Druh Další prezentace na konferencích
Fakulta / Pracoviště MU

Filozofická fakulta

Citace
Popis Comparative research is high on the agenda of new cinema historiography, with a growing number of film programming databases emerging across the world. Among the analyses of local exhibition strategies, distribution patterns, cinema networks or of film audiences, there are also few instances of zooming out from the local scope to a broader, transnational level and of adopting comparative research strategies (e.g. Sedgwick, Pafort-Overduin, and Boter, 2012; Van Oort, 2016; Biltereyst, Van Oort & Meers, 2018).

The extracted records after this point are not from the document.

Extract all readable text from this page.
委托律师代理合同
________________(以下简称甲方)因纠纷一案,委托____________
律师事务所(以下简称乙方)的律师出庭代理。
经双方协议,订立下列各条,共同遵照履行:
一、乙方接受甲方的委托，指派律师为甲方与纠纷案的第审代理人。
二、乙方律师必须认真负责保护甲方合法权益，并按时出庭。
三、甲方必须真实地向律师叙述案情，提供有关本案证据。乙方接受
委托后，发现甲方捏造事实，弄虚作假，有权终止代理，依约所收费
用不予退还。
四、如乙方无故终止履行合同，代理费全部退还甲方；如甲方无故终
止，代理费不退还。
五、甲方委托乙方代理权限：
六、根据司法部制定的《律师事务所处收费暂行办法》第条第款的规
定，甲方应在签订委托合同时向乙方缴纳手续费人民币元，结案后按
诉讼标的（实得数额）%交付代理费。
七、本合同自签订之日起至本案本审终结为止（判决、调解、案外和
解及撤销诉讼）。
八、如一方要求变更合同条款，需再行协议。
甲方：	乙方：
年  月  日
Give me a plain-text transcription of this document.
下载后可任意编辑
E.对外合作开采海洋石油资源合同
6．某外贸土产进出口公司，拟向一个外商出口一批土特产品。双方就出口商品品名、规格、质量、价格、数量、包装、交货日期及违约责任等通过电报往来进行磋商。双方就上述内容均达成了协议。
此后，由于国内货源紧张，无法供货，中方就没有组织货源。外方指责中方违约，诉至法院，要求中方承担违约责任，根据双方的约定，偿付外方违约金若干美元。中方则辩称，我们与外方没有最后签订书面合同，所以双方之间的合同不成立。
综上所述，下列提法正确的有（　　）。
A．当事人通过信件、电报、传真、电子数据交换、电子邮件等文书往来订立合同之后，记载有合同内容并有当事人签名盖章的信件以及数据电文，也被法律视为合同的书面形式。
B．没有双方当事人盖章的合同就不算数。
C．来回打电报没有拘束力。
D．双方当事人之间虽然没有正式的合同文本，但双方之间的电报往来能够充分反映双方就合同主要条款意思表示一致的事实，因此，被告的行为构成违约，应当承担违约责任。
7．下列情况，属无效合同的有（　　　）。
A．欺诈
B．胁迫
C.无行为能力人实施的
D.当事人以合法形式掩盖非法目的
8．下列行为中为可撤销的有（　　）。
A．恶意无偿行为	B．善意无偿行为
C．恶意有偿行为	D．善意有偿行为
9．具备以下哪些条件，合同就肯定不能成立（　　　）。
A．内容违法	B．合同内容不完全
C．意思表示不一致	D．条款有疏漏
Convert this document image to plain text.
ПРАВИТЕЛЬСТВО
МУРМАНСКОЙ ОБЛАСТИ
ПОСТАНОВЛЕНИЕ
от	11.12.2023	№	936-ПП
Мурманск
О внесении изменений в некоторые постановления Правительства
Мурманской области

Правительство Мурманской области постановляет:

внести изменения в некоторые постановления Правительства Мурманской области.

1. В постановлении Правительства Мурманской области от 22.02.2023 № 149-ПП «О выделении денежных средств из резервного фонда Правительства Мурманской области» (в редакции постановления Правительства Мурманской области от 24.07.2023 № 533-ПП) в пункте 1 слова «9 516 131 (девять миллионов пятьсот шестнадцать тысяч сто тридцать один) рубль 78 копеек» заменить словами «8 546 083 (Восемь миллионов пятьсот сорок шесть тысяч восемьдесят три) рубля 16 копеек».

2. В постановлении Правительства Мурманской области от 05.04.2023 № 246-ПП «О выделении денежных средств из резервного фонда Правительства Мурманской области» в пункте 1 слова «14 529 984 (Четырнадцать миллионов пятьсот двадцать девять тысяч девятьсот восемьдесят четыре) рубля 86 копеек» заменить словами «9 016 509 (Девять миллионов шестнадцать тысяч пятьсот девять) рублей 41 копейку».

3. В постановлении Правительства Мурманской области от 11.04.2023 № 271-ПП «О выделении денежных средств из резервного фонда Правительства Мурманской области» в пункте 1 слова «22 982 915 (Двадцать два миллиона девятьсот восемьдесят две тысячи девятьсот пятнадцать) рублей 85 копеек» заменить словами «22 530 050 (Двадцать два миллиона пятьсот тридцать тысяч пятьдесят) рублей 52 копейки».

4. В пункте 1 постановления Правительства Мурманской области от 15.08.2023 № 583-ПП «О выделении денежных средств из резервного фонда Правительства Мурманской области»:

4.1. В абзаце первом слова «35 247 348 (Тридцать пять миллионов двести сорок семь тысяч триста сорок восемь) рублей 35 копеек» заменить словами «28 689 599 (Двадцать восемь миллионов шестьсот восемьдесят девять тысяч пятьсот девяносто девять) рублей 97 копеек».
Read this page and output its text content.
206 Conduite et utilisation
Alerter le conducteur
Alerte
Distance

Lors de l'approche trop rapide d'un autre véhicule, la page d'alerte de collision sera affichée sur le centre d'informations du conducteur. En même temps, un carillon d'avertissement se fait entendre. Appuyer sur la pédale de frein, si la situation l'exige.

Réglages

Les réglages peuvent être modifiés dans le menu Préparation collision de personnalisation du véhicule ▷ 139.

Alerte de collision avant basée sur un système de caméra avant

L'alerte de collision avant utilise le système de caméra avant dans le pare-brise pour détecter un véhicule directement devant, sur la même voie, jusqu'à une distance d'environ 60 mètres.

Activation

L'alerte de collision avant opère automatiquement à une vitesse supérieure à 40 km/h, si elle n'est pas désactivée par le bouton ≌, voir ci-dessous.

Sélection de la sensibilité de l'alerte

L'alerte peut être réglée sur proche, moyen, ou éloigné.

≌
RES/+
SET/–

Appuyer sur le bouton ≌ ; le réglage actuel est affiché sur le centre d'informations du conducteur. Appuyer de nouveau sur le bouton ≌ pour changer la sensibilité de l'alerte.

Drawing on the databases resulting from the Belgian cinema culture project The Enlightened City, this paper develops a methodology for systematic comparative research on historical urban cinema cultures. Focusing on two mid-size Belgian cities, Antwerp and Ghent in 1952, this paper relies on a standardized structure of datasets, and will focus more on testing the functionality and effectiveness of the proposed methodology than on the results themselves. We will apply cluster analysis to the programming data, exploring and comparing programming strategies and film preferences in cinemas. From the programming data, we can learn about the programming strategies of cinemas as well as preferences of their audiences. We will ask for example which cinemas focused mainly on screening films of certain distribution companies or countries of origin; which cinemas shared the same films on program; or if the official censorship marking was important for cinema owners, etc. The clusters created on the basis of these questions will help us to reveal new relationships between cinemas within and among the two cities, and to look for their explanations in additional contextual archival material. We intend to create a methodology that would be applicable not only across the geographical borders but hopefully across the disciplinary divides as well, and that would give us an opportunity to transcend borders between datasets and find relations among them.